Jetzt ist doch Bedenkzeit und Muße angesagt

Jeden Morgen freue ich mich über meinen BA mit den interessanten Neuigkeiten unserer Stadt. Kürzlich fiel mir die Aufnahme „Durchblick“ auf, ein Blick durch das bereits eingerissene und geöffnete Dach des Hauses am Markt auf unsere Stadtkirche Sankt Georg.

Es beschäftigte mich besonders auch das kürzlich neu angeschnittene Thema „Haus am Markt ohne Neubau“. Uns Bürgern ist völlig unverständlich, dass die Renovierungskosten des Bürgerhauses plötzlich auf elf Millionen gestiegen sein sollen. Mit der Renovierung wollten die Bürger das Gebäude erhalten und kostengünstig für die regelmäßig beliebten dortigen Veranstaltungen erhalten.

Nicht richtig aufgepasst?

Haben hier unsere Stadtverordneten bei der Kontrolle der möglichen Kostensteigerung überhaupt nicht aufgepasst, um eine Kostenexplosion zu vermeiden? Oder waren sie gar nicht genügend informiert? Sie scheinen alles zu schlucken, was ihnen vorgelegt wird, ohne auf die Ansichten und Meinungen der Bürger zu hören und sich zu rühren, wenn etwas nicht stimmt.

Diesen sollten sie sich doch erklären, denn sie wurden doch von uns gewählt. Was ist das jetzt wieder für eine seltsame und entsetzliche Komödie mit dem Haus am Markt? Was für ein Theater! Die Vermietung des alten Hauses, wie der Bürgermeister sich das ursprünglich vorgestellt hatte, entsprach nicht den Wünschen potenzieller Kunden. Verhandlungen mit H&M und anderen Firmen platzten.

Misslungene Vermarktung

Also muss schnell ein funktionsfähiger Neubau her. Das Café Extrablatt war bereit, sich einzubringen, wenn gewisse Forderungen erfüllt würden.

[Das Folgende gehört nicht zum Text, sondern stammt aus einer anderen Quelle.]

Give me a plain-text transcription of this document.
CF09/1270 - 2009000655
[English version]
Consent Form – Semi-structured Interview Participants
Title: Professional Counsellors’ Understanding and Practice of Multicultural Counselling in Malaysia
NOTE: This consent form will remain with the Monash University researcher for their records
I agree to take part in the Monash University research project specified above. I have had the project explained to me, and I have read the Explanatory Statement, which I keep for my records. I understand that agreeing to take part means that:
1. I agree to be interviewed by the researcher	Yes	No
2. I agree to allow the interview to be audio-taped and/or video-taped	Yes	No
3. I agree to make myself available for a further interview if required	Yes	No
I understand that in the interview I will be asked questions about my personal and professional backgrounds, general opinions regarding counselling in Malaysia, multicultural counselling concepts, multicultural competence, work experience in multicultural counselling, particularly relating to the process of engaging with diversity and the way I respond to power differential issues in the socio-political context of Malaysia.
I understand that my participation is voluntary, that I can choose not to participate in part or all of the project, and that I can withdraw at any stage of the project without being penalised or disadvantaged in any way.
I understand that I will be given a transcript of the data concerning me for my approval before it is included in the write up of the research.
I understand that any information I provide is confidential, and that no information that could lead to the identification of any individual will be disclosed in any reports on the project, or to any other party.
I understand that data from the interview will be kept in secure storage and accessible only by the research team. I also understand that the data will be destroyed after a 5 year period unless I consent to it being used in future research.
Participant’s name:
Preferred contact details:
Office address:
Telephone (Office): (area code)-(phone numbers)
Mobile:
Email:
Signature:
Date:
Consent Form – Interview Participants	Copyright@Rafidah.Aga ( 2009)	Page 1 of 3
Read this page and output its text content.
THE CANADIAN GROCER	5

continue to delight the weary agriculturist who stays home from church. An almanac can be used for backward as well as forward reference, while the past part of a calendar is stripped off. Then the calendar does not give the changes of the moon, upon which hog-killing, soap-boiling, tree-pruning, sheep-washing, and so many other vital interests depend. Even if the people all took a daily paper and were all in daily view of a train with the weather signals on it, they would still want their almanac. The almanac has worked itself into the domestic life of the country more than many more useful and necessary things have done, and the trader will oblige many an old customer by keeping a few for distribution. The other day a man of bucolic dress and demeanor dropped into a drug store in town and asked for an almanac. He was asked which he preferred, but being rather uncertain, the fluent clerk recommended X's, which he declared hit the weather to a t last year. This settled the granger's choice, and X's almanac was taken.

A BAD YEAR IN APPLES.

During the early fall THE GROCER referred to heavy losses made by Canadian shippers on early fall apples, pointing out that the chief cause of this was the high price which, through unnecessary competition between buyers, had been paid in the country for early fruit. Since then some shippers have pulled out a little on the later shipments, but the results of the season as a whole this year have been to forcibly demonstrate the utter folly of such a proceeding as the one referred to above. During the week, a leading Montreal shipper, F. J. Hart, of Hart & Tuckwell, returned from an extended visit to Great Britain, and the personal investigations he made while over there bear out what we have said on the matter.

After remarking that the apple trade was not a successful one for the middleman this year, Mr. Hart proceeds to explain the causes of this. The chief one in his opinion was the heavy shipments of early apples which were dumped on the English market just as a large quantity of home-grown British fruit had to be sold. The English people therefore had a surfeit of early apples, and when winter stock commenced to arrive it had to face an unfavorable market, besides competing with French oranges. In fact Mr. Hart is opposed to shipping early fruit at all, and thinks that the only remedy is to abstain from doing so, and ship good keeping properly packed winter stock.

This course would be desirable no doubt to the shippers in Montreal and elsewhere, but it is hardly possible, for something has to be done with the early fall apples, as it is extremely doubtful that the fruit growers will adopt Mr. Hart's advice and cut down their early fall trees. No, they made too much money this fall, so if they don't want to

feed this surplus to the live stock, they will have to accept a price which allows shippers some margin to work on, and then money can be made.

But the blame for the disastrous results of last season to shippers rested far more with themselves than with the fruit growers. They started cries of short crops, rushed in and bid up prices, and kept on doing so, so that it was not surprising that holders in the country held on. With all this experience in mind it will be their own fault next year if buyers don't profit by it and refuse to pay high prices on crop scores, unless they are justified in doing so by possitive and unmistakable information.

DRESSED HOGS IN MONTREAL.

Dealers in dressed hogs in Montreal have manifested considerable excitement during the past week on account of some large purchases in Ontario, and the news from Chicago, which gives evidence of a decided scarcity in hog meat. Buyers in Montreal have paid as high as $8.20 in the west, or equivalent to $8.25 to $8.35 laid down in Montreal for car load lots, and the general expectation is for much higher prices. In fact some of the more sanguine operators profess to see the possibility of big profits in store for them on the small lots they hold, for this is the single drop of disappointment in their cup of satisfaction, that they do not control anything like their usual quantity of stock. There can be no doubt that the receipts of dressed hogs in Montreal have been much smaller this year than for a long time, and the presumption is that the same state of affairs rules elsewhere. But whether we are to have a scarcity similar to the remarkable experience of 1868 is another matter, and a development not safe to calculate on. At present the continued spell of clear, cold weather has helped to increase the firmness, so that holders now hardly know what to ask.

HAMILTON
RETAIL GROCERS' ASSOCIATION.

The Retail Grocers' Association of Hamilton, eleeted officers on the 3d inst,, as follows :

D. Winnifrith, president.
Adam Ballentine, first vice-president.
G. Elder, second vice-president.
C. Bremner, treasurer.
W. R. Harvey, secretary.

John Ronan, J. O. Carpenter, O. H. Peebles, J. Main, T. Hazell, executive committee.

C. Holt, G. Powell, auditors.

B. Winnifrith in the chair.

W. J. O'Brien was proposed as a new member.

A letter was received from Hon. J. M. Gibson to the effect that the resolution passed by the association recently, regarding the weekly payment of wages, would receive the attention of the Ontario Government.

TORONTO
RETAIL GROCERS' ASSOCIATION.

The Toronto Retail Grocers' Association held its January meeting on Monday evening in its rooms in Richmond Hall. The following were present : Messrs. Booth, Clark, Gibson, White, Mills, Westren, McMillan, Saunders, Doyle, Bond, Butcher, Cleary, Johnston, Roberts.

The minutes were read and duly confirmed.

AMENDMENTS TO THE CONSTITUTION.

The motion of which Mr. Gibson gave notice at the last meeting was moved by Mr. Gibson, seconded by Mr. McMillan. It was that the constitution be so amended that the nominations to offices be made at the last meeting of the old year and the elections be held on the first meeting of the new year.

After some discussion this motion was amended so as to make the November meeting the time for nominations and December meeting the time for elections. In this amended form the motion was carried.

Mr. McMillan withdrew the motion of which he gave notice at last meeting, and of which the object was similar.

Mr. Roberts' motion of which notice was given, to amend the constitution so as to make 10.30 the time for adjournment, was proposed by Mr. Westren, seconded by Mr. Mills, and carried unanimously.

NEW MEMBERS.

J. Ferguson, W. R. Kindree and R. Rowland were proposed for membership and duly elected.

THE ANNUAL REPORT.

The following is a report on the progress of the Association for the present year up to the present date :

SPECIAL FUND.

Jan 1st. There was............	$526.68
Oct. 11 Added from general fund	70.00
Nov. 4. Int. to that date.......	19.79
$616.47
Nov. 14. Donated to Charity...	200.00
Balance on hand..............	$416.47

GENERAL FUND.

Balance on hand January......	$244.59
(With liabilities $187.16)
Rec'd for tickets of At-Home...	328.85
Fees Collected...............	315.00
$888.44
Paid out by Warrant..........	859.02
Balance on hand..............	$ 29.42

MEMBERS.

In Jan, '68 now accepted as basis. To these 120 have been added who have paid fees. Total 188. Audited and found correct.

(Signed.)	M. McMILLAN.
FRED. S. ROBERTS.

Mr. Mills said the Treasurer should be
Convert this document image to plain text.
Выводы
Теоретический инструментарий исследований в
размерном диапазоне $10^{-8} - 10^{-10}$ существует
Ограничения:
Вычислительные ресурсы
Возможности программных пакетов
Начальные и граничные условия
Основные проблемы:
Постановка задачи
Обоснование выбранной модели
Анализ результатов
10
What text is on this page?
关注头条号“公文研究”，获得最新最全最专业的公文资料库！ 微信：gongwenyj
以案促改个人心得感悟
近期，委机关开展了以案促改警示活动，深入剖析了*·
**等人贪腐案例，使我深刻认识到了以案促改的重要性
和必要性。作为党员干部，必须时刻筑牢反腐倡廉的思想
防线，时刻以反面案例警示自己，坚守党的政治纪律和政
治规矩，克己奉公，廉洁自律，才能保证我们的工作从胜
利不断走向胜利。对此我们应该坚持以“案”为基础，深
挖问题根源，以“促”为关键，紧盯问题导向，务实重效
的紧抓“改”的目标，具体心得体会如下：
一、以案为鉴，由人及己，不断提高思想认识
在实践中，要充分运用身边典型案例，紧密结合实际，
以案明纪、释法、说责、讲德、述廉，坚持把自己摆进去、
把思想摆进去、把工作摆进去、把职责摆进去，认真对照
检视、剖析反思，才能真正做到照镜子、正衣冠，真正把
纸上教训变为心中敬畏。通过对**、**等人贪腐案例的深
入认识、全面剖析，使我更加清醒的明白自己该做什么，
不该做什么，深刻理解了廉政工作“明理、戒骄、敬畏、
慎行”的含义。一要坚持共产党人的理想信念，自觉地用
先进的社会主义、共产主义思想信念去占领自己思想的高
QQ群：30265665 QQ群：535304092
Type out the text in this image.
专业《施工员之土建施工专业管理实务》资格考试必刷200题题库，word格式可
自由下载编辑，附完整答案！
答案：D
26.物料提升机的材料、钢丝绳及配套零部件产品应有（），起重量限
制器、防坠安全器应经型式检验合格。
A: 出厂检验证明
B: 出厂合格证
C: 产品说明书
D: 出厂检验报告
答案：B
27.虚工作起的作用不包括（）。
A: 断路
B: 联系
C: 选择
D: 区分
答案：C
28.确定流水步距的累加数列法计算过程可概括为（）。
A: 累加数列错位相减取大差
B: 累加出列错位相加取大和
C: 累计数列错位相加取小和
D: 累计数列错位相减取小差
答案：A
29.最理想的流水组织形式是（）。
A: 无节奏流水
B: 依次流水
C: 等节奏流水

Bei seiner Partei und seiner Koalition benötigte der Bürgermeister nach dem Theater rund um das Bürgerhaus nicht viel Überzeugungskraft, um bereitwillige Zustimmung für einen Abriss zu erlangen. Er präsentierte den Entwurf eines neo-klassizistischen Neubaus, um eine Lösung seiner Schwierigkeiten bei der misslungenen Vermarktung des alten Hauses zu erhalten. Er war ihnen ja bei dem anderen Projekt auch entgegengekommen.

Befürchtungen und Einwendungen

Aber wo blieben die Ansichten und Meinungen der Bürger und die vielen Stimmen und Bedenken der Bensheimer Bewohner, die gegen dieses Risiko-Projekt ihre Stimme mit ihrer Unterschrift gaben?

Sie hatten Befürchtungen und Einwendungen, dass es mit dem geplanten Moller-Imitat bei einem Neubau zu einer ähnlich sinnlosen Kostenexplosion wie bei der Renovierung des Bürgerhauses kommen könnte.

Ganz abgesehen von eventuellen Problemen, wenn die Vermarktung nicht so läuft, wie die Entscheidungsträger es sich vorgestellt haben. Die knappe Mehrheit der Koalitionäre scheint stets widerspruchslos einzuwilligen.

Viel Ärger und Geld sparen

Warum soll alles auf einmal plötzlich schnell gehen? Ehrlich, jetzt ist doch Muße und Bedenkzeit angesagt, um in Ruhe die neue Idee der Verwirklichung und Gestaltung eines größeren, prächtigeren und belebten Marktplatzes zu verwirklichen.

Der Durchblick durch das Dach des alten Hauses am Markt könnte uns Bürger nicht nur mit der Ersparnis von viel Ärger, besonders mit der Ersparnis von viel Geld beglücken. Werden wir Gehör für unsere Meinungen und Vorstellungen in einer öffentlichen Diskussion bei unseren Stadtverordneten finden? Würden sie sich auch unseren vernünftigen Vorstellungen anschließen?